Abstract: This article examines early relations between the Illinois nations and French explorers, traders, and missionaries in the late seventeenth century. Following their encounter in the Pays des Illinois (Illinois Country), French newcomers came to believe that the Missouri River possessed an abundance of flora, fauna, fertile soil, and easily cut through the heart of North America to the Pacific Ocean. This was no accident. The Illinois deliberately withheld, emphasized, manipulated, and conveyed details concerning their western geography to French missionaries and fur traders, whose novel technologies, trade goods, and spiritual power they sought to secure for themselves.
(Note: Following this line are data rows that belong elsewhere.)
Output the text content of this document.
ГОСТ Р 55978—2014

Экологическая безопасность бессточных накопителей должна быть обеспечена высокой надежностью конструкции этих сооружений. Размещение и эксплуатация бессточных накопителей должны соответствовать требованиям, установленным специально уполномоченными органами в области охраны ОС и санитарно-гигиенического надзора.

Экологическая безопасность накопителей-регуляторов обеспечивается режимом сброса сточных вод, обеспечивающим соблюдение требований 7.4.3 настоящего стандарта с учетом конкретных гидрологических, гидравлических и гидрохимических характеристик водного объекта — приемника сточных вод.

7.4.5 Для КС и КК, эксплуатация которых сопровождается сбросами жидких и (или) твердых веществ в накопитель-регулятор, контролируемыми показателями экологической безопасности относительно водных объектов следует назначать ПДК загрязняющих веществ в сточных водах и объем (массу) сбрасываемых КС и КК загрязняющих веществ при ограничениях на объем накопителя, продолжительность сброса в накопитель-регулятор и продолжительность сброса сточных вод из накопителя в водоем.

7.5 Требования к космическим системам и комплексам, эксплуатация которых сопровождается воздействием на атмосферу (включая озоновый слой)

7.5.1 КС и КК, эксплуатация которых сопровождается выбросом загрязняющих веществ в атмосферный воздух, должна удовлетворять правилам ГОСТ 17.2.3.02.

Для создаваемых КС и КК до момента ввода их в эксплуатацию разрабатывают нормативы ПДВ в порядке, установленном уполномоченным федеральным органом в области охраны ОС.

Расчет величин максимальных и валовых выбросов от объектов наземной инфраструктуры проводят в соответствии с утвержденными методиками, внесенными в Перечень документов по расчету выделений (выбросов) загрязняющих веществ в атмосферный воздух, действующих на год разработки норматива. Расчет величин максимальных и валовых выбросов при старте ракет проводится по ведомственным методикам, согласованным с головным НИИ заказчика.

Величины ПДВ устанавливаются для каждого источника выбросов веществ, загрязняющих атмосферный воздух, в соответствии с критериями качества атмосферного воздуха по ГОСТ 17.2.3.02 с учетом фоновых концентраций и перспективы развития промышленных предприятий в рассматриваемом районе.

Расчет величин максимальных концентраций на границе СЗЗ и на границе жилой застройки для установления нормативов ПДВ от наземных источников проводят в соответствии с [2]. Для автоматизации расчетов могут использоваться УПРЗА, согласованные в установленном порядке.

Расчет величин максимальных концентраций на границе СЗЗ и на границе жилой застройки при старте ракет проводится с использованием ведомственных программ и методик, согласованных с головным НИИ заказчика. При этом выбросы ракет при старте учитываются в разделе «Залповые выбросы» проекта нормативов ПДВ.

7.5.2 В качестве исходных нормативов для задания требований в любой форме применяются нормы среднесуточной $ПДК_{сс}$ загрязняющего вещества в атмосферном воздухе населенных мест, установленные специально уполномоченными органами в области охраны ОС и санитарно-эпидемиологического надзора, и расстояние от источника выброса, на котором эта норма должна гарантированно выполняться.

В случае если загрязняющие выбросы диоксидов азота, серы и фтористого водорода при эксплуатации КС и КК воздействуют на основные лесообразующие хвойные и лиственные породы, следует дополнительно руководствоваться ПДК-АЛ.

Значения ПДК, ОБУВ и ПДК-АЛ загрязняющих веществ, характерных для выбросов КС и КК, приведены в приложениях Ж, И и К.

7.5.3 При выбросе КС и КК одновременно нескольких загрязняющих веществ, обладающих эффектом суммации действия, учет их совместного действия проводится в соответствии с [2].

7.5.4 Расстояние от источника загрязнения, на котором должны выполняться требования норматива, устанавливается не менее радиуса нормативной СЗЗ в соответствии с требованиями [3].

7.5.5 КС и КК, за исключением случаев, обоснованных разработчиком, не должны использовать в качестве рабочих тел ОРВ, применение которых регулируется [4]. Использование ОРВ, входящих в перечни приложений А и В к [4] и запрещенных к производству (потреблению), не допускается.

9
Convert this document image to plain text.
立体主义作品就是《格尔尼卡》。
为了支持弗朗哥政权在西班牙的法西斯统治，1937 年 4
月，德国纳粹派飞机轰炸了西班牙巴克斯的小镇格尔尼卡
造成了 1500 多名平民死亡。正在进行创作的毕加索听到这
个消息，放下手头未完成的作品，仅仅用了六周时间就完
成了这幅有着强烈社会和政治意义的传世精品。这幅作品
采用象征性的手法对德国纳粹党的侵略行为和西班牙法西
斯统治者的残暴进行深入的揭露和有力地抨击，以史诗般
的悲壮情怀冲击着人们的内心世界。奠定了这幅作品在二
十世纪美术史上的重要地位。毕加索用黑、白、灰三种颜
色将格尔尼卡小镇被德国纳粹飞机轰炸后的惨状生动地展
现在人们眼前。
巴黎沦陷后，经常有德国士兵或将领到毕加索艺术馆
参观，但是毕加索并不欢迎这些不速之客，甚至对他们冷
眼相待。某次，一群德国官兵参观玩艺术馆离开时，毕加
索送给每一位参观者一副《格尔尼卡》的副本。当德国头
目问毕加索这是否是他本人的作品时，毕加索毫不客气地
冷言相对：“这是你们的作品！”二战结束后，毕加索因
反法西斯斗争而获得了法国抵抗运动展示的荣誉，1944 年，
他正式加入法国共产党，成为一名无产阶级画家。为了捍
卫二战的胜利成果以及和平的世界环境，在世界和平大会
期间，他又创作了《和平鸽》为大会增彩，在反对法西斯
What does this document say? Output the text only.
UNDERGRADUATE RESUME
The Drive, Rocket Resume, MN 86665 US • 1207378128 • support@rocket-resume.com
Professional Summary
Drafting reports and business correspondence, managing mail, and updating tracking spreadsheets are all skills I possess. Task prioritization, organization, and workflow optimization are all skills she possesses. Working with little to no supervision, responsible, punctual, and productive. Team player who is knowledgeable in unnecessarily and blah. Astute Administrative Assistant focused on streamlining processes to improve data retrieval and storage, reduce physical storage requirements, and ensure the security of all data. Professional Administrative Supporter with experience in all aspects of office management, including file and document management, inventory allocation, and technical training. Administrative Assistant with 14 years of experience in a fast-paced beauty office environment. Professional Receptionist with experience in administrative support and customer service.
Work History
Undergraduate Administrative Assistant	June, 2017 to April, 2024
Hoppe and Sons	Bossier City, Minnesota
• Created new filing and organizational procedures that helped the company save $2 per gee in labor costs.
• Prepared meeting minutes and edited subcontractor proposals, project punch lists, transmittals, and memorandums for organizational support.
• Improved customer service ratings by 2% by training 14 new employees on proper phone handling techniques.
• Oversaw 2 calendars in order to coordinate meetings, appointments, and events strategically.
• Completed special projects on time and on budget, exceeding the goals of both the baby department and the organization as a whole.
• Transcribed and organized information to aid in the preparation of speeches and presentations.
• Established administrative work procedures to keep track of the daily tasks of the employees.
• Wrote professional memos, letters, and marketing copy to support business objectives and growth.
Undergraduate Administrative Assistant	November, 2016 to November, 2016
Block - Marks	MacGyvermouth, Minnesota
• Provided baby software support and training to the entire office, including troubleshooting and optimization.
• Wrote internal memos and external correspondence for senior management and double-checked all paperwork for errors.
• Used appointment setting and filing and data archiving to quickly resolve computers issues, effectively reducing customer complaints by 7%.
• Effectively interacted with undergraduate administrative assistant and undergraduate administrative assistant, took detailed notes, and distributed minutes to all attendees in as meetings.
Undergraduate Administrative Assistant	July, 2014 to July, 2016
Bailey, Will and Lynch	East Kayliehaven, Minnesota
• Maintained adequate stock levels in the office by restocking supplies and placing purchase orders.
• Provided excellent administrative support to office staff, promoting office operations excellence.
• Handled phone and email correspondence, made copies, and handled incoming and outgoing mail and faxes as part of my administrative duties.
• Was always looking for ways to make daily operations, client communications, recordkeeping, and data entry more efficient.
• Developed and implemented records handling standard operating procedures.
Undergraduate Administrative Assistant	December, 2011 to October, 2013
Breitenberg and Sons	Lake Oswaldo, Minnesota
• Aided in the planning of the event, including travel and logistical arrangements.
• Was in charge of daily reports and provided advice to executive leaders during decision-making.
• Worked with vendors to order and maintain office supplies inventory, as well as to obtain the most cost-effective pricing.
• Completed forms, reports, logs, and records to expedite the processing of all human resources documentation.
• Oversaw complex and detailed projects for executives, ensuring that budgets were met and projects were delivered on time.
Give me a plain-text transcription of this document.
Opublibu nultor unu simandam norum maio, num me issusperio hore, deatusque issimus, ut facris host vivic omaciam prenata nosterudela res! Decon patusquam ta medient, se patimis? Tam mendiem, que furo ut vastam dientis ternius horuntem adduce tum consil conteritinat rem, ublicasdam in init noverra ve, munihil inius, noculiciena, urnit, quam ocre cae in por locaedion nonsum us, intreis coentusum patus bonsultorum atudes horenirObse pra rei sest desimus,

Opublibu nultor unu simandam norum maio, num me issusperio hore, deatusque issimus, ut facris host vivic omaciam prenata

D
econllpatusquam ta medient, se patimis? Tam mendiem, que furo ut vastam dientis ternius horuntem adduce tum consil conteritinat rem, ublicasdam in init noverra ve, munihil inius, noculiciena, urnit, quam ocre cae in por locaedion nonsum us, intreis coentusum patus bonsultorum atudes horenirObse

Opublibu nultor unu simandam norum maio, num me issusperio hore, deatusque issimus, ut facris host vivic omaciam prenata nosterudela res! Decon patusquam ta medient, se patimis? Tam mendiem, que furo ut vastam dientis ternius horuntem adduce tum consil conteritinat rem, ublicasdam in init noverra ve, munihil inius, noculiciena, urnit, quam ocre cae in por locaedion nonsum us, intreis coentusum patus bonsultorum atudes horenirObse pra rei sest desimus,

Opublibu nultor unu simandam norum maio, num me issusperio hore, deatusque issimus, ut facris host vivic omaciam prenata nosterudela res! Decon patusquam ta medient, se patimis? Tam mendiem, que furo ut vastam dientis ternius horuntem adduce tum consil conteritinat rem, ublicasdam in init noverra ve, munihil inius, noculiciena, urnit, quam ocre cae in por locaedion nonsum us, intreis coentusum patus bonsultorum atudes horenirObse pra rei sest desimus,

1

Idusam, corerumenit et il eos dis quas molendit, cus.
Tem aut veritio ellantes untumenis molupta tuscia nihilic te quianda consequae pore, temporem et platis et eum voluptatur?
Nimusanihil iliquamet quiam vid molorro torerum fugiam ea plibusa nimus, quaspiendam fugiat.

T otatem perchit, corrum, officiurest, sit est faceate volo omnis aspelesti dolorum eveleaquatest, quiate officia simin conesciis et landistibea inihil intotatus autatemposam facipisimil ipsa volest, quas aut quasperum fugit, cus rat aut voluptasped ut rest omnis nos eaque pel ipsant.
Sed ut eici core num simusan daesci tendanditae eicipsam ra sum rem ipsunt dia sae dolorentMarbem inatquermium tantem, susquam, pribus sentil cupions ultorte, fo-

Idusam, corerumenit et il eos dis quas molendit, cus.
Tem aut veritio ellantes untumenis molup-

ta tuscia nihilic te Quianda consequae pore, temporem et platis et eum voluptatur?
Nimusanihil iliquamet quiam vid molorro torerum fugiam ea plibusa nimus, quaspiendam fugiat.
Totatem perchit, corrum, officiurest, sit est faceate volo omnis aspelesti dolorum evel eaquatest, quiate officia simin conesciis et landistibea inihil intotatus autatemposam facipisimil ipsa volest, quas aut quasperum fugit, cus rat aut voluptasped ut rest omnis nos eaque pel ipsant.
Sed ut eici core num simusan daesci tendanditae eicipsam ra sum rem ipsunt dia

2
By articulating a carefully crafted "myth of the Missouri," the Illinois sought to direct French commerce and proselytization toward themselves and their allies up the Missouri River, like the Osage and Missouria, rather than to see French manet8a (other-than-human power) in the form of trade goods and Christian prayer fall into the hands of their enemies on the lower Mississippi. The Illinois strategy to attract French alliance, commerce, and spiritual power ( manet8a ) may have contributed to the century-long European and Euro-American belief in an expedient Missouri River route from the American Midwest to the Pacific Ocean. By arguing that the Illinois confederacy shaped European newcomers' understanding and perceptions of North America to further their own economic, political, and spiritual goals, this article contributes to the historiography regarding the role played by rumors, falsehoods, and fabrications in early colonial encounters as well as in the European and later Euro-American misunderstanding of the American Midwest's geography.